What Layers When: Learning to Skip Compute in LLMs with Residual Gates
This addresses the high computational cost problem for users of large language models, representing an incremental improvement over existing methods like early-exit or router-based approaches.
The paper tackles the problem of reducing computational cost in large language models by introducing GateSkip, a residual-stream gating mechanism that enables token-wise layer skipping during inference. The result shows up to 15% compute savings while retaining over 90% baseline accuracy on long-form reasoning tasks, with accuracy gains at full compute and matching baseline quality near 50% savings on instruction-tuned models.

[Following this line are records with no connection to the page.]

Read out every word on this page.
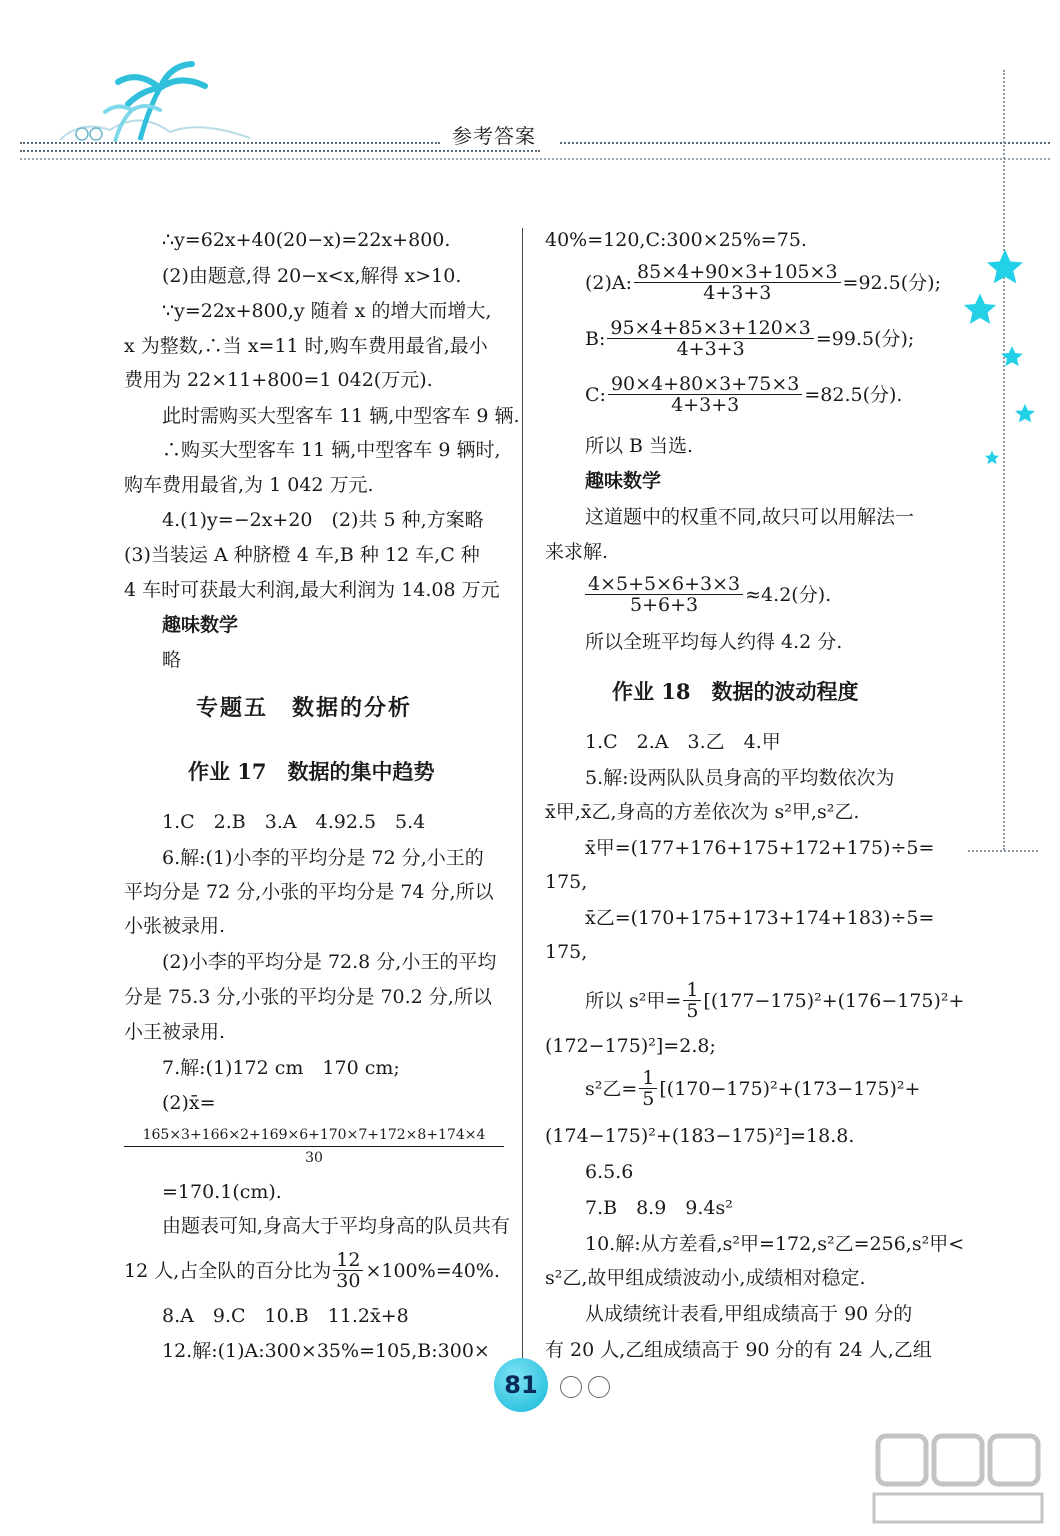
参考答案
∴y=62x+40(20−x)=22x+800.
(2)由题意,得 20−x<x,解得 x>10.
∵y=22x+800,y 随着 x 的增大而增大,
x 为整数,∴当 x=11 时,购车费用最省,最小
费用为 22×11+800=1 042(万元).
此时需购买大型客车 11 辆,中型客车 9 辆.
∴购买大型客车 11 辆,中型客车 9 辆时,
购车费用最省,为 1 042 万元.
4.(1)y=−2x+20　(2)共 5 种,方案略
(3)当装运 A 种脐橙 4 车,B 种 12 车,C 种
4 车时可获最大利润,最大利润为 14.08 万元
趣味数学
略
专题五　数据的分析
作业 17　数据的集中趋势
1.C　2.B　3.A　4.92.5　5.4
6.解:(1)小李的平均分是 72 分,小王的
平均分是 72 分,小张的平均分是 74 分,所以
小张被录用.
(2)小李的平均分是 72.8 分,小王的平均
分是 75.3 分,小张的平均分是 70.2 分,所以
小王被录用.
7.解:(1)172 cm　170 cm;
(2)x̄=
165×3+166×2+169×6+170×7+172×8+174×4
30
=170.1(cm).
由题表可知,身高大于平均身高的队员共有
12 人,占全队的百分比为 $\frac{12}{30} \times 100\%=40\%$.
8.A　9.C　10.B　11.2x̄+8
12.解:(1)A:300×35%=105,B:300×
40%=120,C:300×25%=75.
(2)A: $\frac{85\times 4+90\times 3+105\times 3}{4+3+3} =92.5$(分);
B: $\frac{95\times 4+85\times 3+120\times 3}{4+3+3} =99.5$(分);
C: $\frac{90\times 4+80\times 3+75\times 3}{4+3+3} =82.5$(分).
所以 B 当选.
趣味数学
这道题中的权重不同,故只可以用解法一
来求解.
$\frac{4\times 5+5\times 6+3\times 3}{5+6+3} \approx 4.2$(分).
所以全班平均每人约得 4.2 分.
作业 18　数据的波动程度
1.C　2.A　3.乙　4.甲
5.解:设两队队员身高的平均数依次为
x̄甲,x̄乙,身高的方差依次为 s²甲,s²乙.
x̄甲=(177+176+175+172+175)÷5=
175,
x̄乙=(170+175+173+174+183)÷5=
175,
所以 s²甲= $\frac{1}{5} [(177-175)^2+(176-175)^2+$
(172−175)²]=2.8;
s²乙= $\frac{1}{5} [(170-175)^2+(173-175)^2+$
(174−175)²+(183−175)²]=18.8.
6.5.6
7.B　8.9　9.4s²
10.解:从方差看,s²甲=172,s²乙=256,s²甲<
s²乙,故甲组成绩波动小,成绩相对稳定.
从成绩统计表看,甲组成绩高于 90 分的
有 20 人,乙组成绩高于 90 分的有 24 人,乙组
81
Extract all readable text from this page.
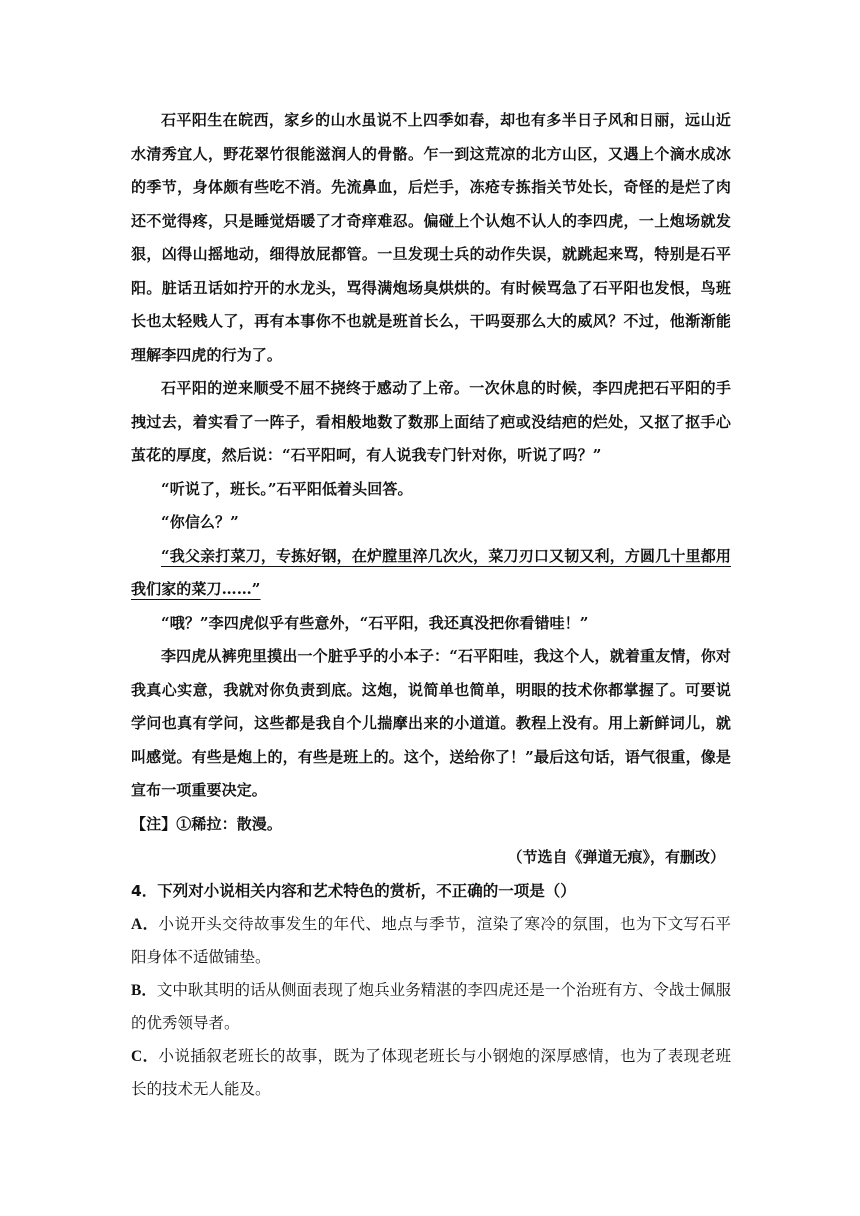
石平阳生在皖西，家乡的山水虽说不上四季如春，却也有多半日子风和日丽，远山近水清秀宜人，野花翠竹很能滋润人的骨骼。乍一到这荒凉的北方山区，又遇上个滴水成冰的季节，身体颇有些吃不消。先流鼻血，后烂手，冻疮专拣指关节处长，奇怪的是烂了肉还不觉得疼，只是睡觉焐暖了才奇痒难忍。偏碰上个认炮不认人的李四虎，一上炮场就发狠，凶得山摇地动，细得放屁都管。一旦发现士兵的动作失误，就跳起来骂，特别是石平阳。脏话丑话如拧开的水龙头，骂得满炮场臭烘烘的。有时候骂急了石平阳也发恨，鸟班长也太轻贱人了，再有本事你不也就是班首长么，干吗耍那么大的威风？不过，他渐渐能理解李四虎的行为了。

石平阳的逆来顺受不屈不挠终于感动了上帝。一次休息的时候，李四虎把石平阳的手拽过去，着实看了一阵子，看相般地数了数那上面结了疤或没结疤的烂处，又抠了抠手心茧花的厚度，然后说：“石平阳呵，有人说我专门针对你，听说了吗？”

“听说了，班长。”石平阳低着头回答。

“你信么？”

“我父亲打菜刀，专拣好钢，在炉膛里淬几次火，菜刀刃口又韧又利，方圆几十里都用我们家的菜刀……”

“哦？”李四虎似乎有些意外，“石平阳，我还真没把你看错哇！”

李四虎从裤兜里摸出一个脏乎乎的小本子：“石平阳哇，我这个人，就着重友情，你对我真心实意，我就对你负责到底。这炮，说简单也简单，明眼的技术你都掌握了。可要说学问也真有学问，这些都是我自个儿揣摩出来的小道道。教程上没有。用上新鲜词儿，就叫感觉。有些是炮上的，有些是班上的。这个，送给你了！”最后这句话，语气很重，像是宣布一项重要决定。

【注】①稀拉：散漫。

（节选自《弹道无痕》，有删改）

4．下列对小说相关内容和艺术特色的赏析，不正确的一项是（）

A．小说开头交待故事发生的年代、地点与季节，渲染了寒冷的氛围，也为下文写石平阳身体不适做铺垫。

B．文中耿其明的话从侧面表现了炮兵业务精湛的李四虎还是一个治班有方、令战士佩服的优秀领导者。

C．小说插叙老班长的故事，既为了体现老班长与小钢炮的深厚感情，也为了表现老班长的技术无人能及。
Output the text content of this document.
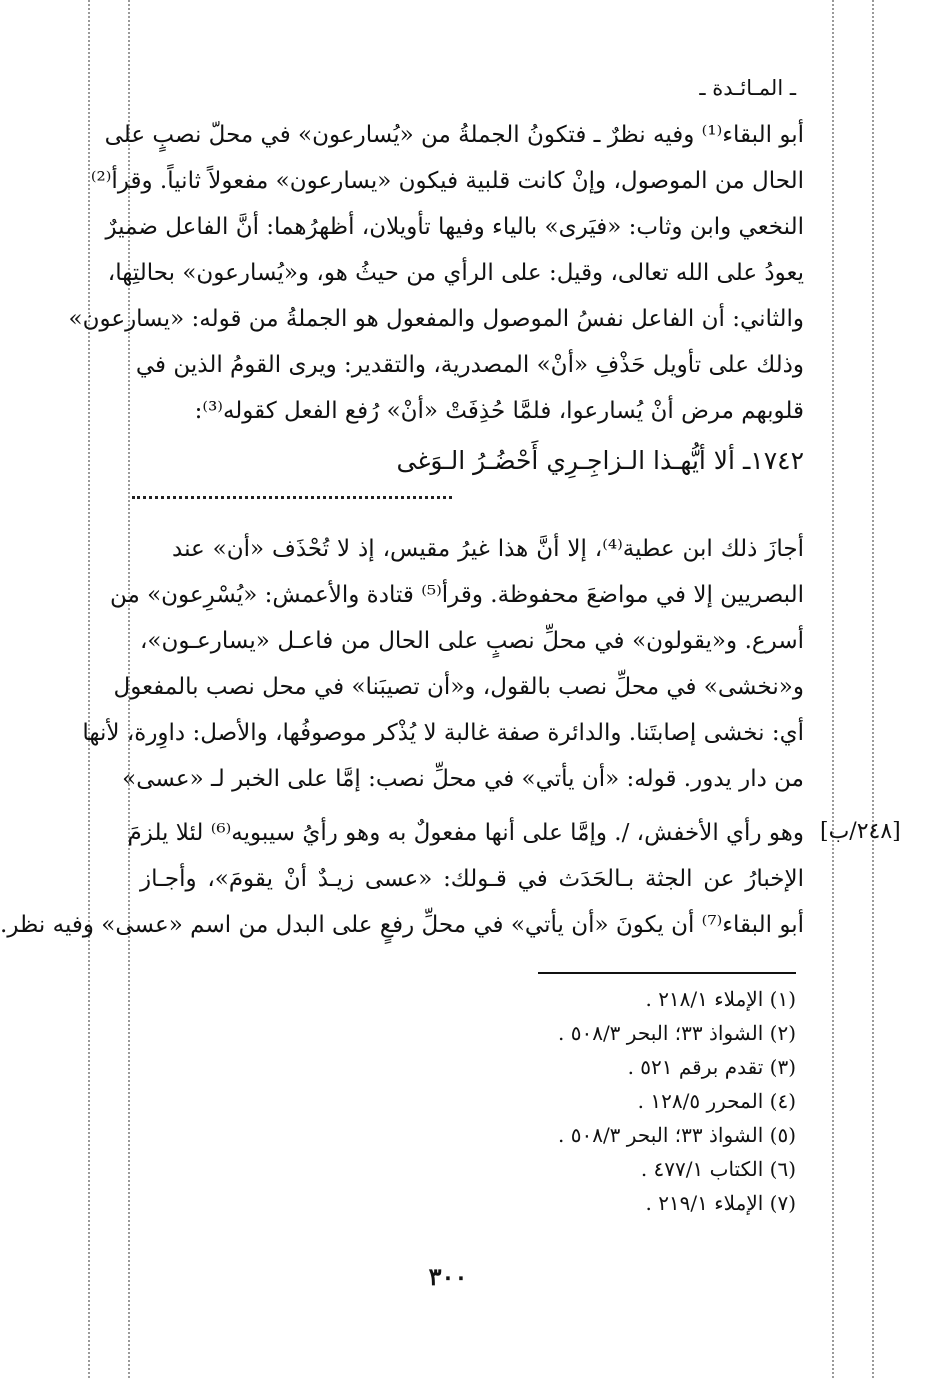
ـ المـائـدة ـ
أبو البقاء⁽¹⁾ وفيه نظرٌ ـ فتكونُ الجملةُ من «يُسارعون» في محلّ نصبٍ على
الحال من الموصول، وإنْ كانت قلبية فيكون «يسارعون» مفعولاً ثانياً. وقرأ⁽²⁾
النخعي وابن وثاب: «فيَرى» بالياء وفيها تأويلان، أظهرُهما: أنَّ الفاعل ضميرٌ
يعودُ على الله تعالى، وقيل: على الرأي من حيثُ هو، و«يُسارعون» بحالتِها،
والثاني: أن الفاعل نفسُ الموصول والمفعول هو الجملةُ من قوله: «يسارعون»
وذلك على تأويل حَذْفِ «أنْ» المصدرية، والتقدير: ويرى القومُ الذين في
قلوبهم مرض أنْ يُسارعوا، فلمَّا حُذِفَتْ «أنْ» رُفع الفعل كقوله⁽³⁾:
١٧٤٢ـ ألا أيُّهـذا الـزاجِـرِي أَحْضُـرُ الـوَغى
أجازَ ذلك ابن عطية⁽⁴⁾، إلا أنَّ هذا غيرُ مقيس، إذ لا تُحْذَف «أن» عند
البصريين إلا في مواضعَ محفوظة. وقرأ⁽⁵⁾ قتادة والأعمش: «يُسْرِعون» من
أسرع. و«يقولون» في محلِّ نصبٍ على الحال من فاعـل «يسارعـون»،
و«نخشى» في محلِّ نصب بالقول، و«أن تصيبَنا» في محل نصب بالمفعول
أي: نخشى إصابتَنا. والدائرة صفة غالبة لا يُذْكر موصوفُها، والأصل: داوِرة، لأنها
من دار يدور. قوله: «أن يأتي» في محلِّ نصب: إمَّا على الخبر لـ «عسى»
وهو رأي الأخفش، /. وإمَّا على أنها مفعولٌ به وهو رأيُ سيبويه⁽⁶⁾ لئلا يلزمَ
الإخبارُ عن الجثة بـالحَدَث في قـولك: «عسى زيـدٌ أنْ يقومَ»، وأجـاز
أبو البقاء⁽⁷⁾ أن يكونَ «أن يأتي» في محلِّ رفعٍ على البدل من اسم «عسى» وفيه نظر.
[٢٤٨/ب]
(١) الإملاء ٢١٨/١ .
(٢) الشواذ ٣٣؛ البحر ٥٠٨/٣ .
(٣) تقدم برقم ٥٢١ .
(٤) المحرر ١٢٨/٥ .
(٥) الشواذ ٣٣؛ البحر ٥٠٨/٣ .
(٦) الكتاب ٤٧٧/١ .
(٧) الإملاء ٢١٩/١ .
٣٠٠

We introduce GateSkip, a simple residual-stream gating mechanism that enables token-wise layer skipping in decoder-only LMs. Each Attention/MLP branch is equipped with a sigmoid-linear gate that condenses the branch's output before it re-enters the residual stream. During inference we rank tokens by the gate values and skip low-importance ones using a per-layer budget. While early-exit or router-based Mixture-of-Depths models are known to be unstable and need extensive retraining, our smooth, differentiable gates fine-tune stably on top of pretrained models. On long-form reasoning, we save up to 15% compute while retaining over 90% of baseline accuracy. For increasingly larger models, this tradeoff improves drastically. On instruction-tuned models we see accuracy gains at full compute and match baseline quality near 50% savings. The learned gates give insight into transformer information flow (e.g., BOS tokens act as anchors), and the method combines easily with quantization, pruning, and self-speculative decoding.